If the absence of structural completeness requirements for AI governance documents were limited to one sector or one regulatory tradition, you might explain it as a jurisdiction-specific oversight.

It is not.

A structured audit of published governance instruments across nine regulated sectors and five language jurisdictions finds the same absence everywhere. Financial services, healthcare, nuclear, legal, pharmaceutical, insurance, public sector, management consulting, aviation. Japan's METI guidelines, France's CNIL self-assessment guide, South Korea's AI Framework Act, China's GB/T standards series. None specifies that an AI governance document must declare its own validity conditions, define a proof surface, or meet a structural completeness standard before the system it governs is deployed.
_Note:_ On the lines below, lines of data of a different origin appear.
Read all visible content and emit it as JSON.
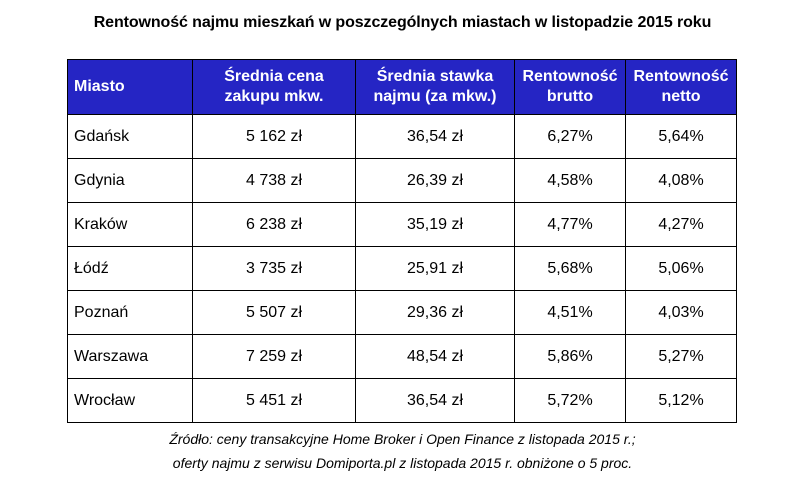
{
  "chart_data": {
    "type": "table",
    "title": "Rentowność najmu mieszkań w poszczególnych miastach w listopadzie 2015 roku",
    "columns": [
      "Miasto",
      "Średnia cena zakupu mkw.",
      "Średnia stawka najmu (za mkw.)",
      "Rentowność brutto",
      "Rentowność netto"
    ],
    "column_lines": [
      [
        "Miasto"
      ],
      [
        "Średnia cena",
        "zakupu mkw."
      ],
      [
        "Średnia stawka",
        "najmu (za mkw.)"
      ],
      [
        "Rentowność",
        "brutto"
      ],
      [
        "Rentowność",
        "netto"
      ]
    ],
    "rows": [
      [
        "Gdańsk",
        "5 162 zł",
        "36,54 zł",
        "6,27%",
        "5,64%"
      ],
      [
        "Gdynia",
        "4 738 zł",
        "26,39 zł",
        "4,58%",
        "4,08%"
      ],
      [
        "Kraków",
        "6 238 zł",
        "35,19 zł",
        "4,77%",
        "4,27%"
      ],
      [
        "Łódź",
        "3 735 zł",
        "25,91 zł",
        "5,68%",
        "5,06%"
      ],
      [
        "Poznań",
        "5 507 zł",
        "29,36 zł",
        "4,51%",
        "4,03%"
      ],
      [
        "Warszawa",
        "7 259 zł",
        "48,54 zł",
        "5,86%",
        "5,27%"
      ],
      [
        "Wrocław",
        "5 451 zł",
        "36,54 zł",
        "5,72%",
        "5,12%"
      ]
    ],
    "source_lines": [
      "Źródło: ceny transakcyjne Home Broker i Open Finance z listopada 2015 r.;",
      "oferty najmu z serwisu Domiporta.pl z listopada 2015 r. obniżone o 5 proc."
    ]
  },
  "colors": {
    "header_background": "#2525c4",
    "header_text": "#ffffff",
    "border": "#000000"
  }
}
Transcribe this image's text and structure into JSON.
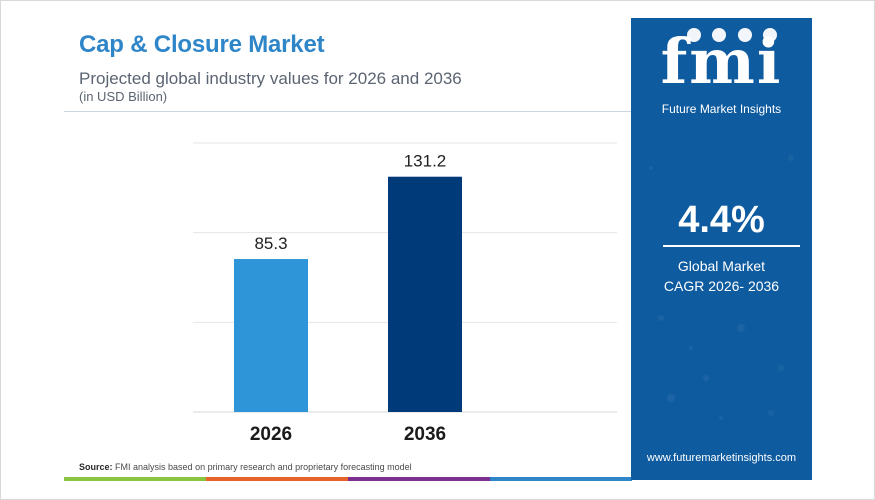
{
  "header": {
    "title": "Cap & Closure Market",
    "subtitle": "Projected global industry values for 2026 and 2036",
    "unit": "(in USD Billion)"
  },
  "chart_data": {
    "type": "bar",
    "categories": [
      "2026",
      "2036"
    ],
    "values": [
      85.3,
      131.2
    ],
    "data_labels": [
      "85.3",
      "131.2"
    ],
    "ylim": [
      0,
      150
    ],
    "grid": true,
    "bar_colors": [
      "#2e96d8",
      "#003a78"
    ],
    "title": "",
    "xlabel": "",
    "ylabel": ""
  },
  "source": {
    "label": "Source:",
    "text": "FMI analysis based on primary research and proprietary forecasting model"
  },
  "brand": {
    "letters": "fmi",
    "name": "Future Market Insights",
    "website": "www.futuremarketinsights.com",
    "panel_color": "#0e5b9f"
  },
  "cagr": {
    "value": "4.4%",
    "label_line1": "Global Market",
    "label_line2": "CAGR 2026- 2036"
  },
  "stripe_colors": [
    "#8ac43f",
    "#e8632b",
    "#7b2f8f",
    "#2e86c9"
  ]
}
Aviation is the sharpest instance because it has the strongest tradition of formal specification completeness. DO-178C has required structured governance linkage of software requirements for thirty years. The standard-setting bodies now adapting it for AI have acknowledged the framework's breakdown for AI systems, but have not specified structural completeness requirements for the governance documents governing those systems.

The gap is at the layer below the system and above the model: the natural language document that tells the system what to do.

A companion empirical paper (arXiv:2604.21090) put numbers on it. Against a seven-principle structural quality framework, 94% of a 34-document corpus of real-world practitioner documents falls below the minimum threshold. Every document scores zero on the epoch limit principle. The sector-spanning regulatory audit and the practitioner corpus tell the same story.

The absence is not a calibration problem. It is a policy choice not to require even the structurally feasible completeness properties that aviation's tradition identifies.